Early on in this pandemic, we chose to show our employees our full commitment and compassion. This allowed us to work as a team towards our collective success. We were completely transparent with our team week after week which gave them peace of mind and empowered them to focus on caring for our customers, rather than worrying about their employment status. Likewise, our customers also valued our commitment to their businesses.
Over-communicating with our team has also been critical. Pre-COVID, we were never a big meeting culture company. However, in this environment where everyone is virtual all the time, we have found that having reasons for people to come together has been helpful and motivating for everyone. Weekly meetings have created a camaraderie and it has been empowering to work together towards a common goal.

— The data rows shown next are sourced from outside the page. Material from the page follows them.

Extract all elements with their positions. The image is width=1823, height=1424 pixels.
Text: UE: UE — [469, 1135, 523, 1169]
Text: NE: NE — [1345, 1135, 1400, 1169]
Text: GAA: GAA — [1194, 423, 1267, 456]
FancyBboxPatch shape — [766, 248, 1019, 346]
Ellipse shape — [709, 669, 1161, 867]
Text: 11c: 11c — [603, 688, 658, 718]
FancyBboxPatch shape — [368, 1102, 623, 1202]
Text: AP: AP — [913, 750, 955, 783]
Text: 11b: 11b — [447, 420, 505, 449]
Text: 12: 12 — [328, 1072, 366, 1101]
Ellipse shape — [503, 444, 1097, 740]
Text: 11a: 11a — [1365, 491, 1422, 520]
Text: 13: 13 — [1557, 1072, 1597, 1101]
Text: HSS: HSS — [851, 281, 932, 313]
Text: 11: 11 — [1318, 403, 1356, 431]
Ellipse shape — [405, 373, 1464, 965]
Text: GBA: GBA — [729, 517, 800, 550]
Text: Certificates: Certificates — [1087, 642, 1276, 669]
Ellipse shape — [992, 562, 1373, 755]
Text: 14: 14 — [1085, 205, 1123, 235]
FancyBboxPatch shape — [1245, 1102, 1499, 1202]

(CR) Creating a culture of inclusivity both within your company and among your external customer community is critical right now. Can you give us some examples of how Faryl Robin does that both internally and externally? Also, tell us a bit about your size-inclusive collection exclusively with Zappos.

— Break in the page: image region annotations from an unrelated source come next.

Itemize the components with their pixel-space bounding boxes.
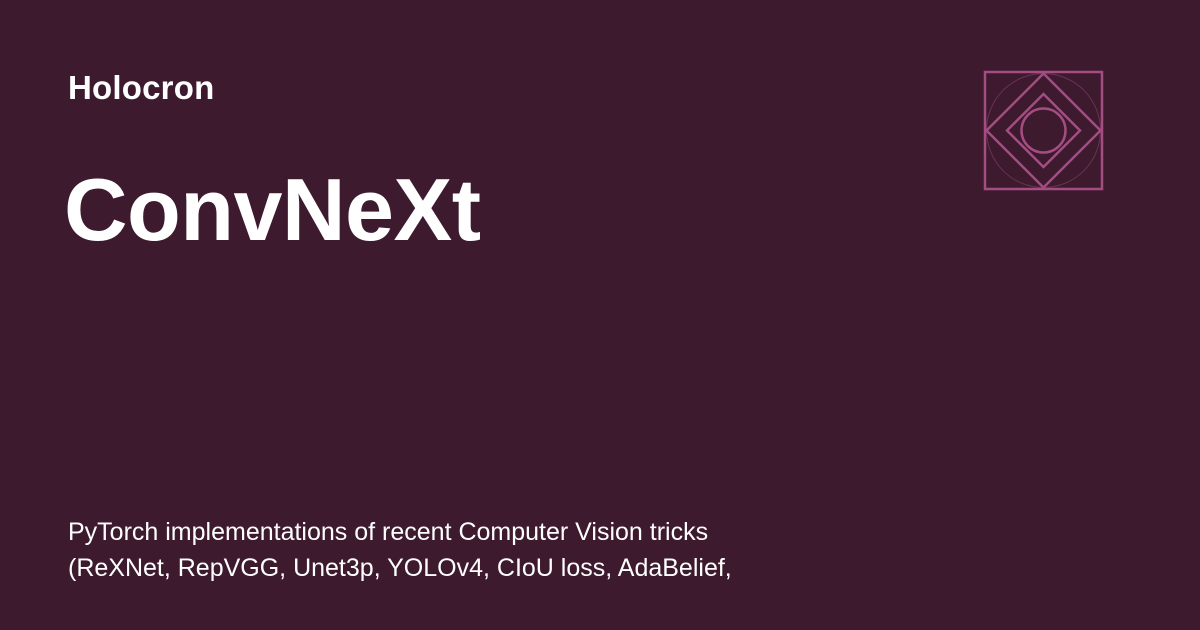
holocron-logo-icon bbox=[983, 70, 1104, 191]
page-title: ConvNeXt bbox=[64, 160, 481, 259]
site-name: Holocron bbox=[68, 69, 215, 106]
description-line-2: (ReXNet, RepVGG, Unet3p, YOLOv4, CIoU lo… bbox=[68, 554, 732, 582]
page-description: PyTorch implementations of recent Comput… bbox=[68, 514, 888, 586]
description-line-1: PyTorch implementations of recent Comput… bbox=[68, 518, 709, 546]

(FM) Faryl Robin sees a world where everyone, regardless of age, identity, ethnicity, size, physical limitations, financial means, and fashion sensibility can find shoes that make them feel empowered.
We have always been industry mavericks. By focusing on making the world a better place, one shoe at a time, we have been able to change the industry “status quos” and focus on individuals or communities that are important to us — ones that have often been marginalized for one reason or another or overlooked because they weren’t seen as profitable.

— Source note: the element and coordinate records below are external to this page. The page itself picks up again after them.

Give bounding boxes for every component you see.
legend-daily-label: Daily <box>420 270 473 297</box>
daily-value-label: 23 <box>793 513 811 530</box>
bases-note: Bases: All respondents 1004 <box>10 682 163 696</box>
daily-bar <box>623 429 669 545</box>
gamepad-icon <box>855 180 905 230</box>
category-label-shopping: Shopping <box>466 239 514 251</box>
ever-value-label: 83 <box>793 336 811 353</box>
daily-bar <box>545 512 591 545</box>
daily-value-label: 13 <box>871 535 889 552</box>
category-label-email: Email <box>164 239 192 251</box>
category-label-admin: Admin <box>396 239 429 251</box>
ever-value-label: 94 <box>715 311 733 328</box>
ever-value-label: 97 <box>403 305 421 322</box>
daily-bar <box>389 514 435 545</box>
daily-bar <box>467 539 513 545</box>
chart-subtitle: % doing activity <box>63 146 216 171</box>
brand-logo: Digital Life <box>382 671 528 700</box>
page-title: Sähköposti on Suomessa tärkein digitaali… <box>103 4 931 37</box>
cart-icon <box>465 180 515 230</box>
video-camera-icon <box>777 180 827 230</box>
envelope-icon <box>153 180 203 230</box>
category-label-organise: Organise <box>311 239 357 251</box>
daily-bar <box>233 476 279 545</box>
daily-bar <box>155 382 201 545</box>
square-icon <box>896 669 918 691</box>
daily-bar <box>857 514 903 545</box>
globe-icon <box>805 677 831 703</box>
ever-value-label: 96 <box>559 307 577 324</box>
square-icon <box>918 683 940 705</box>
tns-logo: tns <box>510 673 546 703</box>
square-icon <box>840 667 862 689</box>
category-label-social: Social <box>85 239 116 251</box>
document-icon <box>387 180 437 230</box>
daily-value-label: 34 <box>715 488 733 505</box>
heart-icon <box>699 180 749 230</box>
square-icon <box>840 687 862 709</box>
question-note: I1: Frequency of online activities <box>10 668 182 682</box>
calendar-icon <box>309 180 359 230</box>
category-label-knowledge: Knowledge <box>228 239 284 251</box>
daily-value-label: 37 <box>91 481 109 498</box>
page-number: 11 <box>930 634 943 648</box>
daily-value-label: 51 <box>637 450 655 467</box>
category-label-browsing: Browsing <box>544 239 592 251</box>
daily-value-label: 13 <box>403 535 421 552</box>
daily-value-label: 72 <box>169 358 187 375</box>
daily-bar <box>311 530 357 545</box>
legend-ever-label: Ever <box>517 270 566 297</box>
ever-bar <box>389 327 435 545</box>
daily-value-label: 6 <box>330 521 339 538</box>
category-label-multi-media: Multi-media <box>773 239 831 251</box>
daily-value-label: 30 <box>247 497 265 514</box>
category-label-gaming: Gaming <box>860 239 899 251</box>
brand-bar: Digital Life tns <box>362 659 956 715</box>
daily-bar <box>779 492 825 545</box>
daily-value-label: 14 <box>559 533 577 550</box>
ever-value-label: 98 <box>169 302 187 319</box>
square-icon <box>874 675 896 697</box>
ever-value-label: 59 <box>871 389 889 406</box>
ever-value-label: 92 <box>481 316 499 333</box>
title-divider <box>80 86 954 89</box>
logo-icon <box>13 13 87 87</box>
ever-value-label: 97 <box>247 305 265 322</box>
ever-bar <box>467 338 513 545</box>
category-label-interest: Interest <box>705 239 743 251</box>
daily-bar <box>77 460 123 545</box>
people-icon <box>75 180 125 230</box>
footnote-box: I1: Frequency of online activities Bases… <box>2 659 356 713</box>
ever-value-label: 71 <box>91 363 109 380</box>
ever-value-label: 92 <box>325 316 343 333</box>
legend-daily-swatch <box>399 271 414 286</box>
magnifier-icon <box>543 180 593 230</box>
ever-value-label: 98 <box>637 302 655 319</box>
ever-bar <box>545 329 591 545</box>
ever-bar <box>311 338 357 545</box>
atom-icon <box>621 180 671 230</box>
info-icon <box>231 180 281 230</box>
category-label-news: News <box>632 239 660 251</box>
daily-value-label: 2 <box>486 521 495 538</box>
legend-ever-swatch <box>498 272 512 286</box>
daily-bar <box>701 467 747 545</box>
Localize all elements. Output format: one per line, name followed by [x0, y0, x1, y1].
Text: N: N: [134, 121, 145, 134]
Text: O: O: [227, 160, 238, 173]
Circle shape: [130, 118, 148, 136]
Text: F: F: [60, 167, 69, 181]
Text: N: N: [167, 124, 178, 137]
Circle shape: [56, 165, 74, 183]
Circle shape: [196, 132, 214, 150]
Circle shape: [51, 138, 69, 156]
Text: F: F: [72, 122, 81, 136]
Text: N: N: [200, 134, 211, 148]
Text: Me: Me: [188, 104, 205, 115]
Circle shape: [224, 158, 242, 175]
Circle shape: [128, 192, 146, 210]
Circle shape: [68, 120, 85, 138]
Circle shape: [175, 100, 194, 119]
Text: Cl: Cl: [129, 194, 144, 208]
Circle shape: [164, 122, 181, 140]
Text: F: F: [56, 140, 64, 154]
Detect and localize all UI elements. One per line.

When I sat down with Zappos in October (2019) to discuss working together, I was adamant about inclusivity both in sizing and price. I knew there was a customer out there who couldn’t find shoes in her size. Zappos, which has the ultimate do good/be good mentality, embraced and supported our goal of making women’s shoes up to size 16. We could not have asked for a better partnership or find a company that is committed to doing the right thing.
On June 1st, as the world was crashing, we launched FARYL (exclusively with Zappos), a boldly inclusive line featuring sizes 5-16, ensuring all women have shoes that make them feel confident and beautiful. Since our launch, we have gotten emails weekly from women who have struggled to find fashionable and affordable shoes in larger sizes. Every letter thanks us for our commitment to them, which makes every struggle we faced launching this initiative during COVID, absolutely worth it.
(CR) You are a very active supporter of women in the industry and you’ve mentored many designers and executives. You have also personally led the NY chapter of WIFI — Women in the Footwear Industry. Do you think brands overall are doing a good job advancing diversity and inclusivity initiatives? Are some industries doing a better job than others? What should we all be doing more of right now?
(FM) Now is the time for all brands to step up and do the right thing. We must break the systemic behaviors and habits that make the playing field uneven and find ways of doing things that create equal opportunities for all.
For far too long, the fashion industry has gotten away with the excuse “but this is the way we’ve always done it.” No longer can we accept white men sitting in the c-suites alone. Now is the time to ensure that all members of our community are represented equally. If the table is not large enough, rather than having marginalized communities compete with each other for a seat, we need to collectively demand a larger table.